Re: Free Access vs. Open Access from Steve Hitchcock on 2003-08-12 (American-Scientist-Open-Access-Forum)

From: Steve Hitchcock <sh94r_at_ecs.soton.ac.uk>
Date: Tue, 12 Aug 2003 18:48:06 +0100

This debate between Stevan Harnad and Matthew Cockerill about what
constitutes 'open access' appears to resolve to whether or not a full-text
document has a machine interface to the full text, for datamining purposes,
as well as a user interface. In the absence of evidence of gerrymandered
free access preventing e.g. download, save, grep, or print-off, Harnad is
happy to accept free as a sufficient criterion.

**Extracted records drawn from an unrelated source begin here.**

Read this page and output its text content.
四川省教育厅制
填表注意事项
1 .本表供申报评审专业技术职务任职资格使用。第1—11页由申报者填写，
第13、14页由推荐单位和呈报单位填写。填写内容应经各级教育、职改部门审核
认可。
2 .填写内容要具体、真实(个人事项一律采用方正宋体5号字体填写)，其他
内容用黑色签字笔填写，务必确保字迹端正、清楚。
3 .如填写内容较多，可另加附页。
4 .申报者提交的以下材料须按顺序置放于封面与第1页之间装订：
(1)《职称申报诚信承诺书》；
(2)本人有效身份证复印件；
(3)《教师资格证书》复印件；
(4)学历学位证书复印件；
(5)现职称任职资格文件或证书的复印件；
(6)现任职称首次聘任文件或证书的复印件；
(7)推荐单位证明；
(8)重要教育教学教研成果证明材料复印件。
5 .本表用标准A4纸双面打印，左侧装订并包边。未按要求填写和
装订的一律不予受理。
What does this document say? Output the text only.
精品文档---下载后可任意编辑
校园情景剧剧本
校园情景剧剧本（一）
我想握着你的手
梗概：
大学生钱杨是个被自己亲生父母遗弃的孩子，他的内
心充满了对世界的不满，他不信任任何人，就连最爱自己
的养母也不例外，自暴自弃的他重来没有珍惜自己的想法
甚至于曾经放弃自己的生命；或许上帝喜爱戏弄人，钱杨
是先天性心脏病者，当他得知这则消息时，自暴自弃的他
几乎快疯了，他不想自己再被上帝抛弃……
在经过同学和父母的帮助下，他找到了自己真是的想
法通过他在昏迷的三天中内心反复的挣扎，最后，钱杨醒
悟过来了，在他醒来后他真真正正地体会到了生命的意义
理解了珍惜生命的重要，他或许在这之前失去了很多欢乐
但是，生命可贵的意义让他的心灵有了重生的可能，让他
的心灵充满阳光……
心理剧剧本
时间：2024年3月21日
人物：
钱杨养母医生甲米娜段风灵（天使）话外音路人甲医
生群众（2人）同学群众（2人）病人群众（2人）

There is another view of 'free', not untypical of publishers, a version of
which was recently expressed by Michael J Held of Rockefeller University Press
http://www.jcb.org/cgi/content/full/jcb.200307018v1
According to Held, while free access to information is 'powerful and
alluring', the open access publishing model is 'unproven' and possibly
'unsustainable'. Here free refers to back content (PubMed Central and
Highwire models) and regional access (defined by the World Health
Organization as developing nations).

Separately, and not uncoincidentally, Peter Suber compares definitions of
open access from some of the major open access initiatives
https://mx2.arl.org/Lists/SPARC-OANews/Message/96.html
To me this is the most notable statement:
"The most important element by far is that open-access literature is
available online free of charge. This is the element that catalyzed the
open-access movement, and the element that defined "free online
scholarship". To this day, it's the only element mentioned when journalists
don't have space for a full story."

But how can this version be differentiated from Held's version of free?
With the addition of the words 'immediate (upon initial publication)' and
'universal' to that of 'free' in the conditions of open access. (Peter goes
on, legitimately, to note some additional access barriers that might make
him reluctant to adopt 'universal' here, but only one of these - Handicap
access barriers - is within the remit of open access content producers.)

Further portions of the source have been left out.